I look up and look past the microphone stand to a sign. “Lest We Forget” is pasted in coloured-in letters, collaged together by bright-eyed young primary students. It’s meaning to them lightyears different than from the grizzled old bloke at the microphone, proudly donning his beret and thanking us for being there. When I look into his eyes I get the feeling that he is wishing that he would forget, if only he could.
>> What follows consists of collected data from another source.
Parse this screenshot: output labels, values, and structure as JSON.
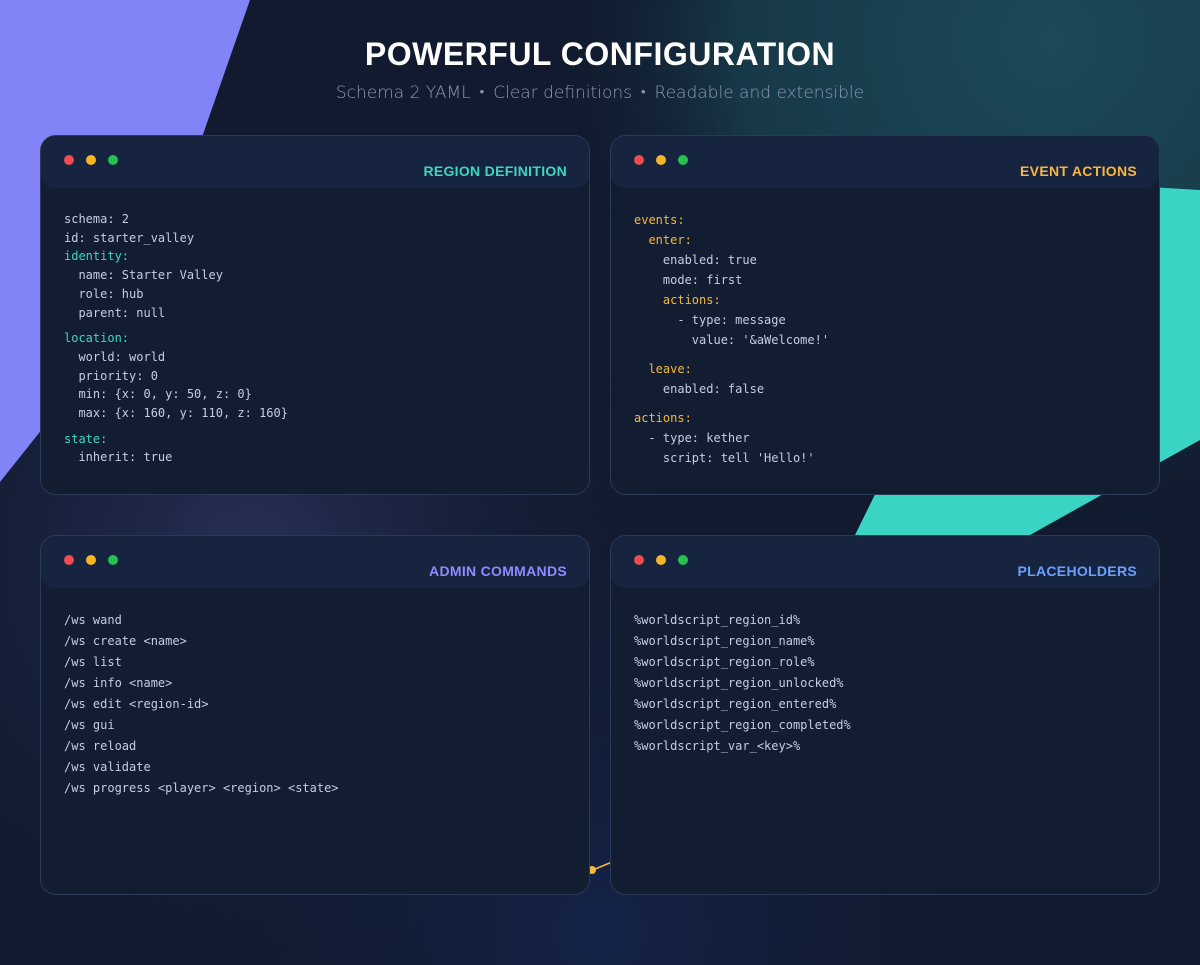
{
  "header": {
    "title": "POWERFUL CONFIGURATION",
    "subtitle_items": [
      "Schema 2 YAML",
      "Clear definitions",
      "Readable and extensible"
    ],
    "separator": "•"
  },
  "colors": {
    "background": "#111a2e",
    "accent_teal": "#3dd6c0",
    "accent_amber": "#f6b73c",
    "accent_violet": "#8b8cff",
    "accent_blue": "#6aa0ff",
    "dot_red": "#ef4b52",
    "dot_yellow": "#f5b524",
    "dot_green": "#26c04e"
  },
  "cards": {
    "region": {
      "title": "REGION DEFINITION",
      "lines": [
        "schema: 2",
        "id: starter_valley",
        "identity:",
        "  name: Starter Valley",
        "  role: hub",
        "  parent: null",
        "location:",
        "  world: world",
        "  priority: 0",
        "  min: {x: 0, y: 50, z: 0}",
        "  max: {x: 160, y: 110, z: 160}",
        "state:",
        "  inherit: true"
      ]
    },
    "events": {
      "title": "EVENT ACTIONS",
      "lines": [
        "events:",
        "  enter:",
        "    enabled: true",
        "    mode: first",
        "    actions:",
        "      - type: message",
        "        value: '&aWelcome!'",
        "  leave:",
        "    enabled: false",
        "actions:",
        "  - type: kether",
        "    script: tell 'Hello!'"
      ]
    },
    "admin": {
      "title": "ADMIN COMMANDS",
      "lines": [
        "/ws wand",
        "/ws create <name>",
        "/ws list",
        "/ws info <name>",
        "/ws edit <region-id>",
        "/ws gui",
        "/ws reload",
        "/ws validate",
        "/ws progress <player> <region> <state>"
      ]
    },
    "placeholders": {
      "title": "PLACEHOLDERS",
      "lines": [
        "%worldscript_region_id%",
        "%worldscript_region_name%",
        "%worldscript_region_role%",
        "%worldscript_region_unlocked%",
        "%worldscript_region_entered%",
        "%worldscript_region_completed%",
        "%worldscript_var_<key>%"
      ]
    }
  }
}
We bring these two together, these the fresh, sweet and young and these the weathered, wise and experienced, so that none of them forget. While they are young, they are learning not to forget how to be thankful for the freedoms they have, for the lives that they enjoy so thoroughly under the roof of protection that too many have died to build. When they are older and becoming adults, they will learn not to forget that their lives are precious, perhaps too precious to be gambled with on a battlefield, or perhaps so precious that they will choose to give them willingly. They will continue to remember to be thankful for those that have done the same for they will more fully realise the repercussions of this choice.

When they are grown and maybe even have children of their own, they will not forget to be thankful for all they have, all that they have had the opportunity to build and grow on their own. They will not forget that they have led a life where they have never had a friend of theirs get blown to pieces in front of their very eyes. They will not forget that they have never had to take someone’s life simply to prevent theirs from being taken in situations devised and created by people in offices whose lives are not at risk. They will not forget that there are others, sometimes family, who have memories that they cannot forget, regardless of how much they wish they could.

When they remember, they will remember it all. They will even remember to be thankful for the old men’s memories, horrific as they are, for they are a lesson. The pain and even primal scarring they see shadowed in those old men’s eyes is just as important to remember as the freedoms afforded by their sacrifice.

This day really isn’t so that we remember to be thankful, for we really should remember to do that on our own. Every single day.

No. The real reason we remember all of this on this day, is to remember to never do it again.